An important objective of forecasting is “to inform decisions about the scheduling of production, transportation and personnel, and provide a guide to long-term strategic planning.... [Forecasting] is about predicting the future as accurately as possible, given all of the information available, including historical data and knowledge of any future events that might impact the forecasts.”
Forecasting is central to the work of business analytics. In a blog four years ago, I cited Forecasting and Time Series Methods as core to an applied statistics curricula. And while that curricula would be a little more data and programming heavy if I were to update my thoughts today, forecasting would still be front and center.
The mathematics behind the methods developed in FPP is modest. Instead, the focus is on examples using functions from forecast and data from fpp in comprehensive illustrations. This approach is not unlike that of many books on R and one I believe works well for teaching applied methods.

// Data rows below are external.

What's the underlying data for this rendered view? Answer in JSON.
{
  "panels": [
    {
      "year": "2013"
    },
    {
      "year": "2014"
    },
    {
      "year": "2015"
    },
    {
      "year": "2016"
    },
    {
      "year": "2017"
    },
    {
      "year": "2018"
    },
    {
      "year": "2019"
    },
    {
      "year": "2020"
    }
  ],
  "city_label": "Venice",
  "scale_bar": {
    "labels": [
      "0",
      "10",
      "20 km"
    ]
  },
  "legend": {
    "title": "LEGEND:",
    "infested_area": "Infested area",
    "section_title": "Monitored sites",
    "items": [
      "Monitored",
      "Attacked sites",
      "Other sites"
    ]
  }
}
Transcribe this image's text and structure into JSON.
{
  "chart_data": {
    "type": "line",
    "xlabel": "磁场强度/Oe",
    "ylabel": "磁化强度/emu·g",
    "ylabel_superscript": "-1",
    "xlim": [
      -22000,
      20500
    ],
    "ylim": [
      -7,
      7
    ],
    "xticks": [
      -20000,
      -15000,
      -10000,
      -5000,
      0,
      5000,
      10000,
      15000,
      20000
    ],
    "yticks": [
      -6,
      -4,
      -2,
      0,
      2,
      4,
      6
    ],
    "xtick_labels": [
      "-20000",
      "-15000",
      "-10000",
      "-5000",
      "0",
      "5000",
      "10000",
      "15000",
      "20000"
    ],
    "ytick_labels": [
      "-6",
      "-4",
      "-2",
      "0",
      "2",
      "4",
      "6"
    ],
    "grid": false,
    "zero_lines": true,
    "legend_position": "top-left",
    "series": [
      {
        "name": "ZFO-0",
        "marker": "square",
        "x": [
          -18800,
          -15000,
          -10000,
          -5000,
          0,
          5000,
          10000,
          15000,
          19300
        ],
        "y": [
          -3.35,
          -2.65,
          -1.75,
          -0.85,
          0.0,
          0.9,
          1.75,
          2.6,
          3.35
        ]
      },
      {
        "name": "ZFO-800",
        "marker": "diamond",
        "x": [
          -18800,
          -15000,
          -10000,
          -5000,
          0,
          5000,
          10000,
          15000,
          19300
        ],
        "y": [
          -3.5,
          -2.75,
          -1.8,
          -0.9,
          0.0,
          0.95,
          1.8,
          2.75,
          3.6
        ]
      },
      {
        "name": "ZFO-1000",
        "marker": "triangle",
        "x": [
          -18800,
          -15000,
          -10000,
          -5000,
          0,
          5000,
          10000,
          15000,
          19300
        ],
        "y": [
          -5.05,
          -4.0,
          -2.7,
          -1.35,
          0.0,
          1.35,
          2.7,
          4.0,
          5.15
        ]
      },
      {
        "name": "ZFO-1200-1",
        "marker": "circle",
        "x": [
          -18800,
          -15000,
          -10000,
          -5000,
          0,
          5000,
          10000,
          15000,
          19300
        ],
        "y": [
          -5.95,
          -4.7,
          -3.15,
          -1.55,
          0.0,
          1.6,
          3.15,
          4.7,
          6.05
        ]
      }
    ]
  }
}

The point of FPP departure is classical linear regression, which in turn progresses to time series decomposition, exponential smoothing, and autoregressive moving average (ARIMA models. An advanced section introduces dynamic regression, neural networks, vector autoregressions and grouped/hierarchical models. The book is not over-enamored with the more mathematically-sophisticated methods, adopting a pragmatic “simplest that works” philosophy.
As a grad student many years ago, I had the good fortune of taking a course on time series modeling with ARIMA co-originator, George Box. At the time, I thought that developing such models was more art than engineering. And though packages for generating ARIMA forecasts are much more sophisticated today, there remains a significant artful element to identifying the underlying models.
This is not a problem for the analytics professional when she has to identify a small number of time series. But what about when confronted with simultaneously generating scores or even hundreds of such models, a challenge I recently faced in a consulting engagement? It's just not feasible to independently “visit” each model for every forecasting period.
Hyndman agrees, noting that most users are not expert at fitting time series models and cannot beat the best automatic algorithms, especially when many businesses and industries need thousands of forecasts every week/month.
That's where forecast's automatic forecasting procedures for exponential smoothing (ets) and ARIMA (auto.arima) come to play. Both functions automate the model-building process, searching across a wide swath of parameters, ultimately returning “best” models according to either AIC, AICc or BIC optimization criteria. Kind of takes statistical forecasting in a machine learning direction.
My experience is that while I might be able to produce better one-offs, I cannot, overall, be more effort and accuracy efficient than the automated ets and arima models.
I like Hyndman's take on forecasting and his R forecast package a lot. I'd recommend that analytics professionals seeking a trusty forecasting toolkit take a close look.